Movies or television series’ are not just about the actors, but about the visual aspect of what you are watching, especially when it comes to the science fiction and fantasy genre, which sometimes relies heavily on CGI and such.
In the world of film making many steps are taken to bring you that visual aspect and most times we don’t think about the hours, days and processes that go into the work.
A company in Venice Beach, CA called Lightcraft Technology, has created the perfect camera system to improve the production pipeline. Click here to read a little more about that.
Eliot Mack, the founder and system architect of Lightcraft Technology has for the past 8 years been helping filmmakers work in real time visual effects with the system he developed with Co-Founder Phil Mass called Previzion.
We asked Eliot some questions about his camera system and here are his answers:
BLAST: Why did you create this product? What was the thought process behind it?
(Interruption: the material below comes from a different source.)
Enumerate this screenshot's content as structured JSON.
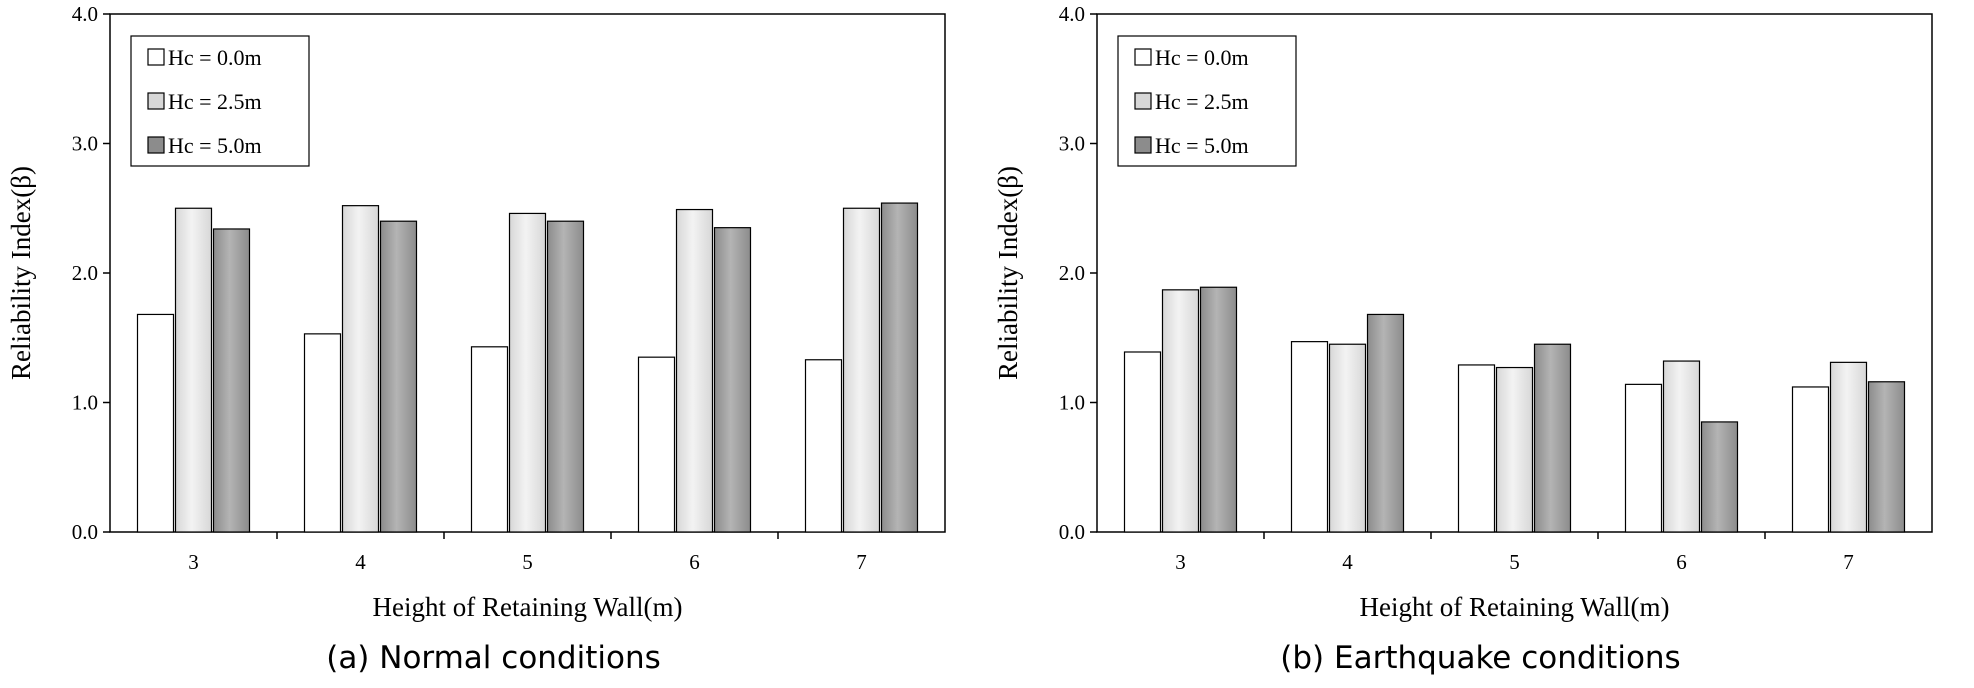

ELIOT MACK: I started building Previzion out of frustration with both the traditional production process (sets, locations, etc.) and the traditional visual effects process (tracking, keying, rendering, compositing, etc.) I had learned enough VFX to complete about 2 shots with standard methods, but simply could not believe how hard it was to do basic things, like pulling a key well or matching a lens accurately. At that point, I understood the underlying math and could start building a system to handle the repetitious, boring tasks like lens matching and camera position tracking.
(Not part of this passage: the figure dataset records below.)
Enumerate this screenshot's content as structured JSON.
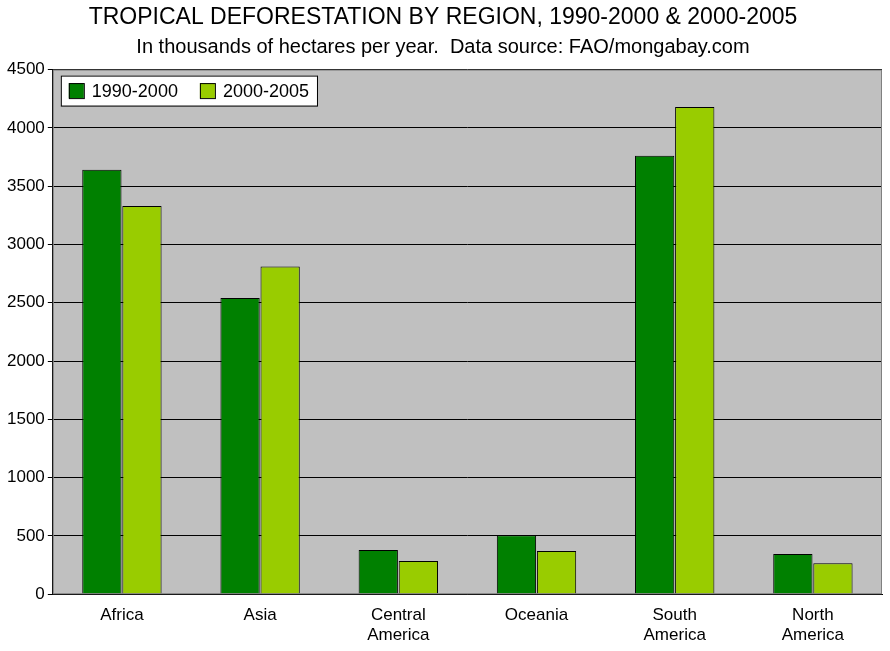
{
  "chart_data": {
    "type": "bar",
    "title": "TROPICAL DEFORESTATION BY REGION, 1990-2000 & 2000-2005",
    "subtitle": "In thousands of hectares per year.  Data source: FAO/mongabay.com",
    "categories": [
      "Africa",
      "Asia",
      "Central America",
      "Oceania",
      "South America",
      "North America"
    ],
    "series": [
      {
        "name": "1990-2000",
        "color": "#008000",
        "values": [
          3640,
          2540,
          380,
          505,
          3760,
          345
        ]
      },
      {
        "name": "2000-2005",
        "color": "#99cc00",
        "values": [
          3330,
          2810,
          285,
          370,
          4180,
          265
        ]
      }
    ],
    "ylim": [
      0,
      4500
    ],
    "yticks": [
      0,
      500,
      1000,
      1500,
      2000,
      2500,
      3000,
      3500,
      4000,
      4500
    ],
    "grid": true,
    "legend": "top-left"
  }
}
BLAST: What movies/TV shows might the readers have seen this unique tech involved in?
EM: The productions with the widest viewing audience are probably “Alice in Wonderland,” the 2010 Tim Burton film, and “V,” the sci-fi television series.
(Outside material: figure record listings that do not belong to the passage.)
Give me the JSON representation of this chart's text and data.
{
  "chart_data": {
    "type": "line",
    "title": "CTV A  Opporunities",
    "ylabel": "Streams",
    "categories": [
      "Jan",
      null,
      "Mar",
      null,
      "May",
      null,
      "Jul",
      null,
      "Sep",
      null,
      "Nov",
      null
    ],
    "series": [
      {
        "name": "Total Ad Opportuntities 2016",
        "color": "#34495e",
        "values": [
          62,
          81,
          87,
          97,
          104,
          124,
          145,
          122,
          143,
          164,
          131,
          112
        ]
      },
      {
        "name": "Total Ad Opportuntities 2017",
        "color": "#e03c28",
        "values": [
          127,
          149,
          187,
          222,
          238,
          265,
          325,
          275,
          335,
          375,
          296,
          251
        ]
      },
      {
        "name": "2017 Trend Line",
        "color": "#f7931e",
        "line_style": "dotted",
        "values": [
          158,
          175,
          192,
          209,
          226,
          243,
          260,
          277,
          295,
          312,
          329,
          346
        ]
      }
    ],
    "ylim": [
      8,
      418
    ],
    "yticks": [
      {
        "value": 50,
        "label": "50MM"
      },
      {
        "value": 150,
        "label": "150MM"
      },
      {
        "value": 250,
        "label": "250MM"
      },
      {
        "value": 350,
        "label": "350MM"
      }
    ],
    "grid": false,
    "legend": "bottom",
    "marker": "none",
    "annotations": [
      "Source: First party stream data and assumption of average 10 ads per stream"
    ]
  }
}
BLAST: What future projects might this technology be used in?
EM: The two major areas we work in are feature film/high end episodic previsualization, and real time finishing, where the show is composited on the stage. We’re being used on complex stereoscopic motion pictures, to integrate stereo live action cameras and animated CG characters, as well as in telenovelas, where the production volume is high but the keying has to be very good. The underlying connection is our focus on high accuracy and image quality.
BLAST: Is this the only technology of its kind in the market today? And if no, how does your company differ from others?
EM: There are other types of real time keying systems that have been used for years in TV news, weather, and sports. Previzion is the only commercial real time system that is specifically designed for the demands of motion picture and television VFX production.
BLAST: How will Lightcraft Technology benefit movie making in the future?
EM: Previzion lets productions do much more creatively while saving money. Visual effects open up the storytelling palate, but the cost and complexity has limited their use. We’re already creating photorealistic sets that render in real time and fit on a thumb drive; painting a wall green and setting up some tracking targets is a lot less expensive than blocking off city streets or sending an entire production crew to some remote area.
BLAST: Where do you see your company in five years? In 10 years?
EM: We’re going to continue making the systems faster, more accurate, and easier to integrate into productions. Most people think of visual effects as limited to science fiction or summer blockbusters, but the rate of VFX speed and accuracy available in Previzion lets a wide range of productions use them.
BLAST: In regards to film school/students do you see your Lightcraft Technology being utilized in school as a teaching method?
EM: Very much so. In fact, we think that the technology could change the nature of student films. Our photogrammetry tools make it possible for a single person to go out with a DSLR and capture enough stills to create a photorealistic 3D background model. Students can expand the scope of their projects while they are learning to use the same on-set tools used on the largest VFX projects out there.
BLAST: For the average movie enthusiast who loves film, will they see a difference between traditional methods of creating film (actors filmed in front of a green screen) over your Lightcraft Technology?
EM: Previzion is in many ways similar to traditional VFX work. It uses the same blue and green screens and some of the same 3D modeling tools to create the backgrounds. The key difference is the speed – it’s a complete visual effects pipeline that happens to run in real time.